La Vucciria is a Palermo's colourful market . If you leave Piazza Marina with the sea behind you you'll reach Corso Vittorio Emanuele, just before Via Maqueda on the right you should see (hear and smell) the market once immortalised by the painter Renato Guttuso. Here the colours, flavours and voices of Palermo come together in a sensual medley second to none. Stall-holders will try to entice you to buy their wares - from freshly caught fish to luscious vegetables and pungent spices. Food stalls sell an array of sandwiches filled with just about anything you can fry: panelle, chickpea fritters, aubergines, octopus - the list is endless. If you prefer to sit while you're eating try the 'Trattoria Shanghai', which, despite its Chinese name, serves traditional Sicilian food. As you sit supping overlooking the market you'll be forgiven for thinking you're in the middle of Shanghai, or Casablanca or......
Palermo has a rich artisan production. For example the production of artistic ceramics and of sicilian puppets and carts, copper and tin works in VIA CALDERAI, the making of chestnut wood and rush baskets near THE CALA and wrought-iron articles. A visit to the flea market (MERCATO DELLE PULCI), to browse among antique and modern and antique knick-knack, is of great interest. The confectioners offer many delicious cakes with ricotta cream (cannoli, casate etc.) and also cakes made from marzipan, the delicious marzipan fruits called 'frutti di martorana' and around all soul's Day, the socalled 'pupi a cera' these include knights, ladies and other figures made of sugar wich are offered to children during festivities.
THE OLD MARKETS
Opening hours: Weekdays from the earl morning to the evening; closed on holidays.
In Caracciolo square and neighbours, its name comes from the french word 'boucherie' that means butcher's market, but you can find everything: fresh fish, food stuffs, fruits & vegetables, clothes, etc.
All these things are displayed on stalls or hung in front of the stores giving the atmosfere of arabic suk.
It develops between Sant'agostino street and Porta Carini; you can find everything like Vucciria market : goods, wearing (even used clothes), useful objets for the house.
It covers the old quarter of Albergheria from Carmine square to Ballarò square. Even here you can find everything you need.
It is near the omonimous square of Casa Professa. There are new and used clothes, materials and all kind of used things.
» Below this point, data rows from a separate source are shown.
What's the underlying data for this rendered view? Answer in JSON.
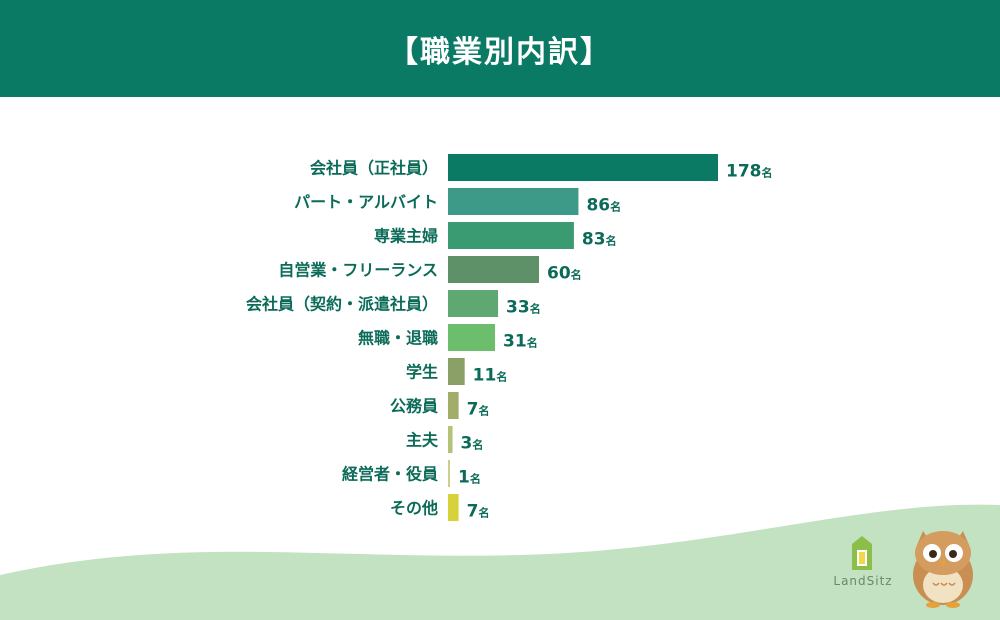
{
  "header": {
    "title": "【職業別内訳】"
  },
  "chart_data": {
    "type": "bar",
    "orientation": "horizontal",
    "title": "【職業別内訳】",
    "unit": "名",
    "categories": [
      "会社員（正社員）",
      "パート・アルバイト",
      "専業主婦",
      "自営業・フリーランス",
      "会社員（契約・派遣社員）",
      "無職・退職",
      "学生",
      "公務員",
      "主夫",
      "経営者・役員",
      "その他"
    ],
    "values": [
      178,
      86,
      83,
      60,
      33,
      31,
      11,
      7,
      3,
      1,
      7
    ],
    "colors": [
      "#0b7a64",
      "#3d9a89",
      "#3a9a72",
      "#5f9169",
      "#5fa872",
      "#6cbd6c",
      "#8aa066",
      "#a3ad6a",
      "#b5c27a",
      "#c9cf8c",
      "#d8d23a"
    ],
    "xlim": [
      0,
      178
    ],
    "grid": false,
    "legend": "none"
  },
  "branding": {
    "logo_text": "LandSitz"
  }
}
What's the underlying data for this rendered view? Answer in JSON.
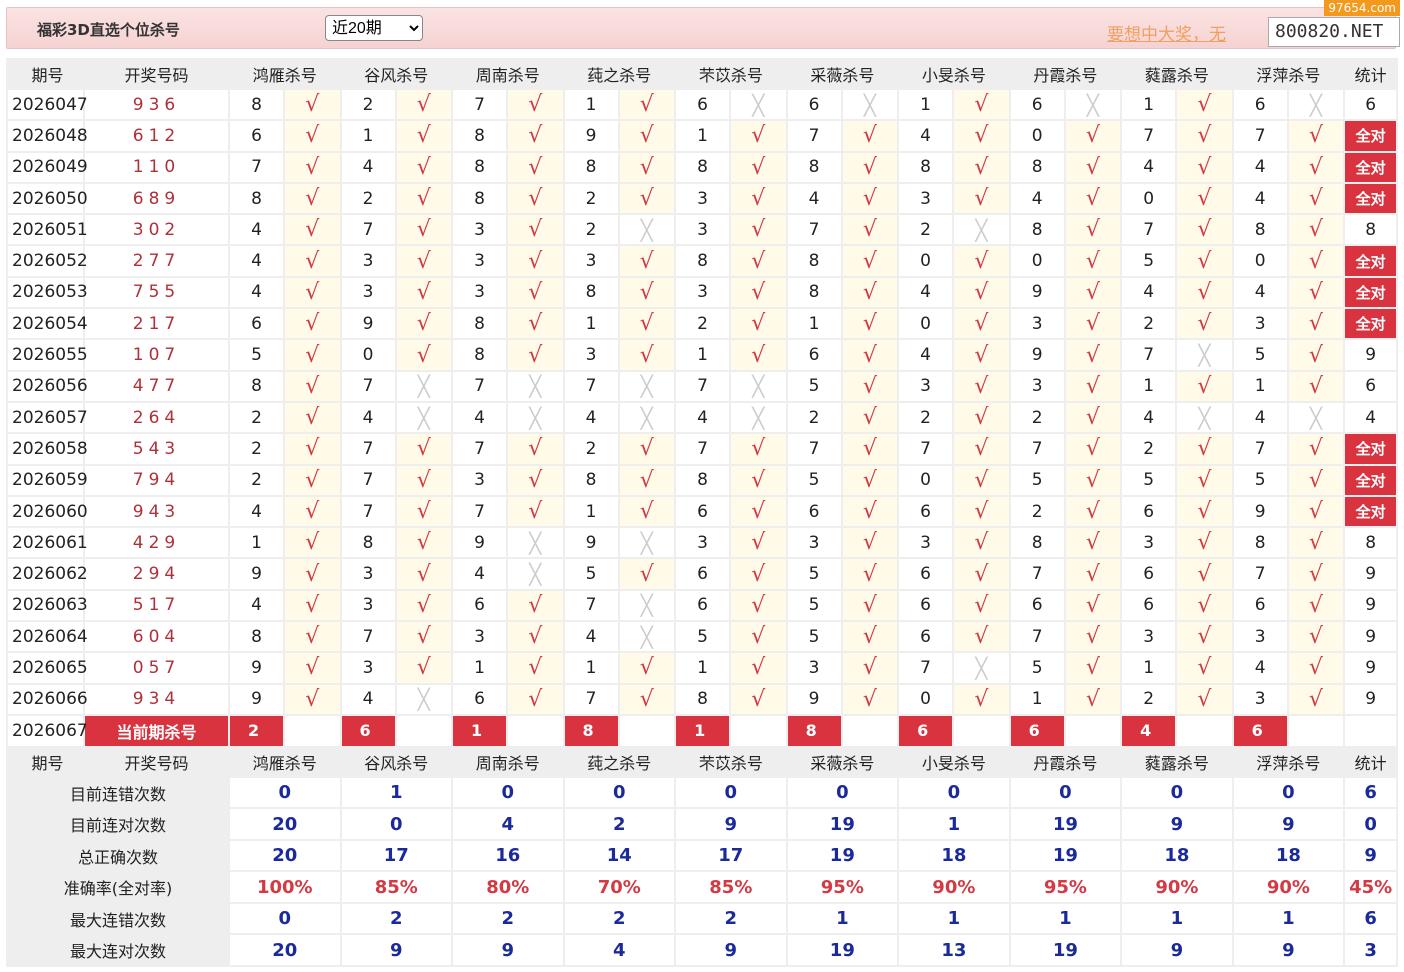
{
  "header": {
    "title": "福彩3D直选个位杀号",
    "period_select": "近20期",
    "promo": "要想中大奖，无",
    "site": "800820.NET",
    "watermark": "97654.com"
  },
  "columns": {
    "period": "期号",
    "draw": "开奖号码",
    "experts": [
      "鸿雁杀号",
      "谷风杀号",
      "周南杀号",
      "莼之杀号",
      "芣苡杀号",
      "采薇杀号",
      "小旻杀号",
      "丹霞杀号",
      "蕤露杀号",
      "浮萍杀号"
    ],
    "stat": "统计"
  },
  "marks": {
    "ok": "√",
    "no": "╳"
  },
  "rows": [
    {
      "period": "2026047",
      "draw": "936",
      "kills": [
        8,
        2,
        7,
        1,
        6,
        6,
        1,
        6,
        1,
        6
      ],
      "hits": [
        1,
        1,
        1,
        1,
        0,
        0,
        1,
        0,
        1,
        0
      ],
      "stat": "6"
    },
    {
      "period": "2026048",
      "draw": "612",
      "kills": [
        6,
        1,
        8,
        9,
        1,
        7,
        4,
        0,
        7,
        7
      ],
      "hits": [
        1,
        1,
        1,
        1,
        1,
        1,
        1,
        1,
        1,
        1
      ],
      "stat": "全对"
    },
    {
      "period": "2026049",
      "draw": "110",
      "kills": [
        7,
        4,
        8,
        8,
        8,
        8,
        8,
        8,
        4,
        4
      ],
      "hits": [
        1,
        1,
        1,
        1,
        1,
        1,
        1,
        1,
        1,
        1
      ],
      "stat": "全对"
    },
    {
      "period": "2026050",
      "draw": "689",
      "kills": [
        8,
        2,
        8,
        2,
        3,
        4,
        3,
        4,
        0,
        4
      ],
      "hits": [
        1,
        1,
        1,
        1,
        1,
        1,
        1,
        1,
        1,
        1
      ],
      "stat": "全对"
    },
    {
      "period": "2026051",
      "draw": "302",
      "kills": [
        4,
        7,
        3,
        2,
        3,
        7,
        2,
        8,
        7,
        8
      ],
      "hits": [
        1,
        1,
        1,
        0,
        1,
        1,
        0,
        1,
        1,
        1
      ],
      "stat": "8"
    },
    {
      "period": "2026052",
      "draw": "277",
      "kills": [
        4,
        3,
        3,
        3,
        8,
        8,
        0,
        0,
        5,
        0
      ],
      "hits": [
        1,
        1,
        1,
        1,
        1,
        1,
        1,
        1,
        1,
        1
      ],
      "stat": "全对"
    },
    {
      "period": "2026053",
      "draw": "755",
      "kills": [
        4,
        3,
        3,
        8,
        3,
        8,
        4,
        9,
        4,
        4
      ],
      "hits": [
        1,
        1,
        1,
        1,
        1,
        1,
        1,
        1,
        1,
        1
      ],
      "stat": "全对"
    },
    {
      "period": "2026054",
      "draw": "217",
      "kills": [
        6,
        9,
        8,
        1,
        2,
        1,
        0,
        3,
        2,
        3
      ],
      "hits": [
        1,
        1,
        1,
        1,
        1,
        1,
        1,
        1,
        1,
        1
      ],
      "stat": "全对"
    },
    {
      "period": "2026055",
      "draw": "107",
      "kills": [
        5,
        0,
        8,
        3,
        1,
        6,
        4,
        9,
        7,
        5
      ],
      "hits": [
        1,
        1,
        1,
        1,
        1,
        1,
        1,
        1,
        0,
        1
      ],
      "stat": "9"
    },
    {
      "period": "2026056",
      "draw": "477",
      "kills": [
        8,
        7,
        7,
        7,
        7,
        5,
        3,
        3,
        1,
        1
      ],
      "hits": [
        1,
        0,
        0,
        0,
        0,
        1,
        1,
        1,
        1,
        1
      ],
      "stat": "6"
    },
    {
      "period": "2026057",
      "draw": "264",
      "kills": [
        2,
        4,
        4,
        4,
        4,
        2,
        2,
        2,
        4,
        4
      ],
      "hits": [
        1,
        0,
        0,
        0,
        0,
        1,
        1,
        1,
        0,
        0
      ],
      "stat": "4"
    },
    {
      "period": "2026058",
      "draw": "543",
      "kills": [
        2,
        7,
        7,
        2,
        7,
        7,
        7,
        7,
        2,
        7
      ],
      "hits": [
        1,
        1,
        1,
        1,
        1,
        1,
        1,
        1,
        1,
        1
      ],
      "stat": "全对"
    },
    {
      "period": "2026059",
      "draw": "794",
      "kills": [
        2,
        7,
        3,
        8,
        8,
        5,
        0,
        5,
        5,
        5
      ],
      "hits": [
        1,
        1,
        1,
        1,
        1,
        1,
        1,
        1,
        1,
        1
      ],
      "stat": "全对"
    },
    {
      "period": "2026060",
      "draw": "943",
      "kills": [
        4,
        7,
        7,
        1,
        6,
        6,
        6,
        2,
        6,
        9
      ],
      "hits": [
        1,
        1,
        1,
        1,
        1,
        1,
        1,
        1,
        1,
        1
      ],
      "stat": "全对"
    },
    {
      "period": "2026061",
      "draw": "429",
      "kills": [
        1,
        8,
        9,
        9,
        3,
        3,
        3,
        8,
        3,
        8
      ],
      "hits": [
        1,
        1,
        0,
        0,
        1,
        1,
        1,
        1,
        1,
        1
      ],
      "stat": "8"
    },
    {
      "period": "2026062",
      "draw": "294",
      "kills": [
        9,
        3,
        4,
        5,
        6,
        5,
        6,
        7,
        6,
        7
      ],
      "hits": [
        1,
        1,
        0,
        1,
        1,
        1,
        1,
        1,
        1,
        1
      ],
      "stat": "9"
    },
    {
      "period": "2026063",
      "draw": "517",
      "kills": [
        4,
        3,
        6,
        7,
        6,
        5,
        6,
        6,
        6,
        6
      ],
      "hits": [
        1,
        1,
        1,
        0,
        1,
        1,
        1,
        1,
        1,
        1
      ],
      "stat": "9"
    },
    {
      "period": "2026064",
      "draw": "604",
      "kills": [
        8,
        7,
        3,
        4,
        5,
        5,
        6,
        7,
        3,
        3
      ],
      "hits": [
        1,
        1,
        1,
        0,
        1,
        1,
        1,
        1,
        1,
        1
      ],
      "stat": "9"
    },
    {
      "period": "2026065",
      "draw": "057",
      "kills": [
        9,
        3,
        1,
        1,
        1,
        3,
        7,
        5,
        1,
        4
      ],
      "hits": [
        1,
        1,
        1,
        1,
        1,
        1,
        0,
        1,
        1,
        1
      ],
      "stat": "9"
    },
    {
      "period": "2026066",
      "draw": "934",
      "kills": [
        9,
        4,
        6,
        7,
        8,
        9,
        0,
        1,
        2,
        3
      ],
      "hits": [
        1,
        0,
        1,
        1,
        1,
        1,
        1,
        1,
        1,
        1
      ],
      "stat": "9"
    }
  ],
  "current": {
    "period": "2026067",
    "label": "当前期杀号",
    "kills": [
      2,
      6,
      1,
      8,
      1,
      8,
      6,
      6,
      4,
      6
    ]
  },
  "stats": [
    {
      "label": "目前连错次数",
      "values": [
        "0",
        "1",
        "0",
        "0",
        "0",
        "0",
        "0",
        "0",
        "0",
        "0",
        "6"
      ]
    },
    {
      "label": "目前连对次数",
      "values": [
        "20",
        "0",
        "4",
        "2",
        "9",
        "19",
        "1",
        "19",
        "9",
        "9",
        "0"
      ]
    },
    {
      "label": "总正确次数",
      "values": [
        "20",
        "17",
        "16",
        "14",
        "17",
        "19",
        "18",
        "19",
        "18",
        "18",
        "9"
      ]
    },
    {
      "label": "准确率(全对率)",
      "values": [
        "100%",
        "85%",
        "80%",
        "70%",
        "85%",
        "95%",
        "90%",
        "95%",
        "90%",
        "90%",
        "45%"
      ],
      "highlight": true
    },
    {
      "label": "最大连错次数",
      "values": [
        "0",
        "2",
        "2",
        "2",
        "2",
        "1",
        "1",
        "1",
        "1",
        "1",
        "6"
      ]
    },
    {
      "label": "最大连对次数",
      "values": [
        "20",
        "9",
        "9",
        "4",
        "9",
        "19",
        "13",
        "19",
        "9",
        "9",
        "3"
      ]
    }
  ]
}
It is next to Borsa Square, its name cames from the arabic word 'Suk-el-attarin' it means groceries'market but even in this case it is not only for groceries. Today you can find canvas and ropes, wholesales of wool and cotton for embrodery, underwear, socks, handkerchief, military clothes for hiking, leather jackets, rubber boots, military boots, sailor jumpers and knitwear.
MERCATO DELLE PULCI
Flee market. Antiques and local modern objets. Open weekdays from morning until afternoon. Holidays half a day.